Закончив возиться с обувью, Хо-Чан выпрямился и подчеркнуто внимательно осмотрел сапоги. Но думал он только о том, что у него осталось не так много времени, которое сейчас он теряет попусту и о том, что приказ Хана Бату должен был выполнен в срок любой ценой.
Плотная завеса облаков разорвалась, на секунду выглянуло солнце, но не над монгольским лагерем, а восточнее. В густом, насыщенном водяными парами воздухе, солнечные лучи были похожи на яркую и тонкую завесу опущенную с небес.
«Как красиво!..» – подумал Хо-Чан, на секунду забыв о монголах.
Завеса солнечного света изогнулась, двинулась к лагерю, но стала быстро гаснуть. Облака сомкнулись и последний солнечный луч умер не на земле, а в воздухе, осветив черную воронью стаю.
Хо-Чан смело двинулся прямо на монголов. Молодой монгол по прежнему смотрел в сторону, а остальные бросили на приближающегося китайца пару безразличных, тусклых взглядов и вернулись к своему разговору.
Хо-Чан невольно ускорил шаги. Монголы стояли так, что пройти мимо можно было только рядом с молодым воином. Хо-Чан попытался сделать это как можно быстрее, но, как оказалось, его враг был настороже: едва китаец поравнялся с ним, тот с силой толкнул его локтем в плечо. Монголы засмеялись, увидев, как легкий китаец, словно пушинка, отлетел в сторону. Колесо арбы спасло Хо-Чана от падения, но торчащая из колеса ось едва не сломала ему позвоночник.
Молодой монгол что-то спросил его, но не по-монгольски. С трудом подбирая незнакомые слова, он заговорил на неизвестном языке. Ожидая ответа, молодой монгол положил ладонь на рукоять меча.

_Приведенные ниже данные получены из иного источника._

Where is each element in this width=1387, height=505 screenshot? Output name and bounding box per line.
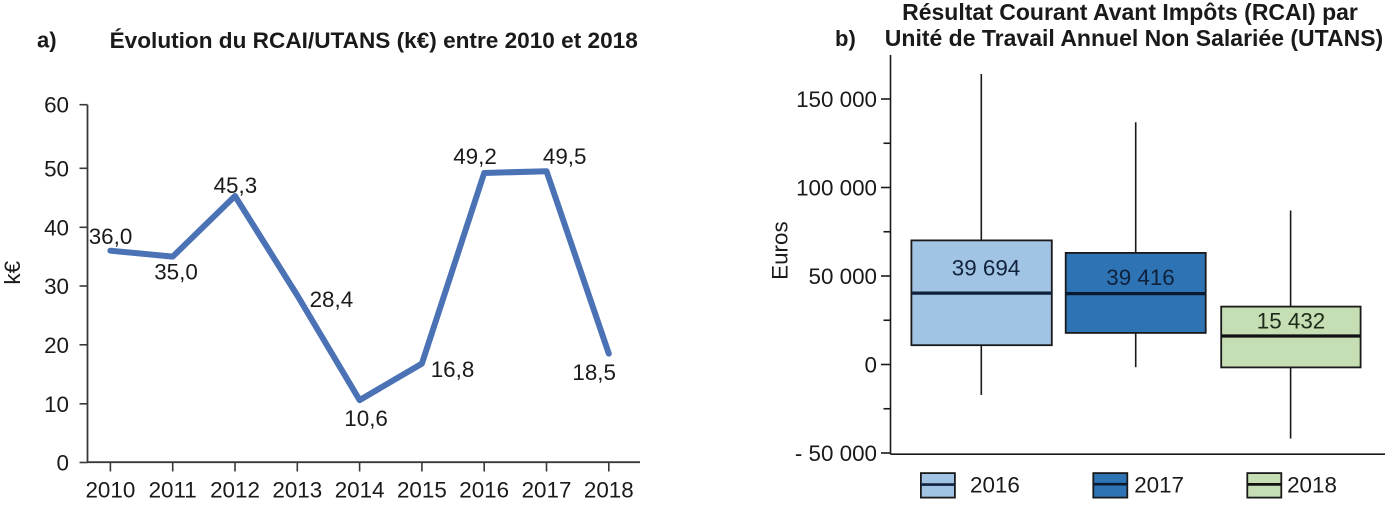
svg-text:2016: 2016 xyxy=(459,478,509,503)
svg-text:100 000: 100 000 xyxy=(796,175,877,200)
svg-text:50 000: 50 000 xyxy=(809,264,877,289)
svg-text:10,6: 10,6 xyxy=(344,406,388,431)
svg-text:2017: 2017 xyxy=(522,478,572,503)
svg-text:a): a) xyxy=(37,28,57,53)
svg-text:35,0: 35,0 xyxy=(154,260,198,285)
svg-text:2017: 2017 xyxy=(1134,473,1184,498)
svg-text:2011: 2011 xyxy=(149,478,197,503)
svg-text:20: 20 xyxy=(44,333,69,358)
svg-text:50: 50 xyxy=(44,156,69,181)
svg-text:2018: 2018 xyxy=(584,478,634,503)
svg-text:2016: 2016 xyxy=(970,473,1020,498)
svg-text:2014: 2014 xyxy=(335,478,385,503)
svg-text:60: 60 xyxy=(44,93,69,118)
svg-text:15 432: 15 432 xyxy=(1257,308,1325,333)
svg-text:b): b) xyxy=(835,26,856,51)
svg-text:39 694: 39 694 xyxy=(952,255,1020,280)
svg-text:2012: 2012 xyxy=(210,478,260,503)
svg-text:28,4: 28,4 xyxy=(310,287,354,312)
svg-text:k€: k€ xyxy=(0,260,25,284)
svg-text:10: 10 xyxy=(44,392,69,417)
svg-text:Évolution du RCAI/UTANS (k€) e: Évolution du RCAI/UTANS (k€) entre 2010 … xyxy=(110,28,638,53)
svg-text:18,5: 18,5 xyxy=(572,360,616,385)
svg-text:2010: 2010 xyxy=(85,478,135,503)
svg-text:Unité de Travail Annuel Non Sa: Unité de Travail Annuel Non Salariée (UT… xyxy=(885,25,1383,51)
svg-text:2013: 2013 xyxy=(272,478,322,503)
svg-text:45,3: 45,3 xyxy=(214,173,258,198)
svg-text:Résultat Courant Avant Impôts: Résultat Courant Avant Impôts (RCAI) par xyxy=(902,0,1358,25)
svg-text:49,5: 49,5 xyxy=(543,144,587,169)
svg-text:2018: 2018 xyxy=(1287,473,1337,498)
svg-text:0: 0 xyxy=(57,451,69,476)
svg-text:49,2: 49,2 xyxy=(453,144,497,169)
svg-text:Euros: Euros xyxy=(768,221,793,280)
svg-text:39 416: 39 416 xyxy=(1106,265,1174,290)
svg-text:16,8: 16,8 xyxy=(431,357,475,382)
svg-text:- 50 000: - 50 000 xyxy=(795,441,877,466)
svg-text:40: 40 xyxy=(44,215,69,240)
svg-text:2015: 2015 xyxy=(397,478,447,503)
svg-text:0: 0 xyxy=(865,352,877,377)
svg-text:30: 30 xyxy=(44,274,69,299)
svg-text:150 000: 150 000 xyxy=(796,87,877,112)
svg-text:36,0: 36,0 xyxy=(89,224,133,249)
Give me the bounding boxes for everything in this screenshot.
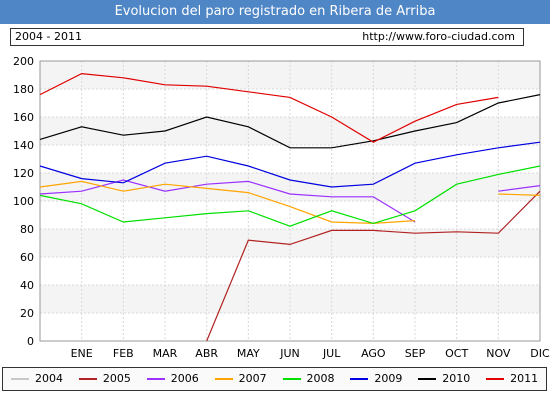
series-line-2008 (39, 165, 541, 227)
legend-label: 2010 (442, 372, 471, 385)
plot-area (39, 60, 541, 342)
chart-title: Evolucion del paro registrado en Ribera … (0, 0, 550, 24)
series-line-2007 (498, 193, 541, 196)
x-axis: ENE FEB MAR ABR MAY JUN JUL AGO SEP OCT NOV DIC (71, 347, 550, 360)
series-line-2007 (39, 180, 416, 225)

Хо-Чан отошел от арбы и механически ощупал спину. Боль в пояснице сделала его первые слова почти беззвучными. Хо-Чан ответил по-монгольски, что он китаец и состоит в свите Великого Хана. Он достал из-за пазухи серебряную пайцзу в виде головы собаки, которую всегда носил на медной цепочке, снял ее и протянул воину. Модой сделал вид, что удивился, увидев знак большой власти. Другие монголы тоже взглянули на пайцзу, кто-то из них цокнул языком и что-то тихо сказал молодому.
Тот убрал руку с меча и коротко, презрительно бросил Хо-Чану:
– Иди, куда шел. Ты не стоишь и дохлой собаки.
В пустой от страха голове китайца мелькнула мысль «И все?..» Можно было спокойно уйти, но вдруг пришла обида. Она началась со спазма в горле, потом ударила жаром в голову и, опустившись вниз, к сердцу, заставила забиться его сильнее. Китаец не зачем-то оглянулся на арбу за спиной.
«Он же все знал, знал!.. – подумал Хо-Чан. – Потому что когда в прошлый раз спорил с Тэрбишем, тот наверняка сказал ему, кто я».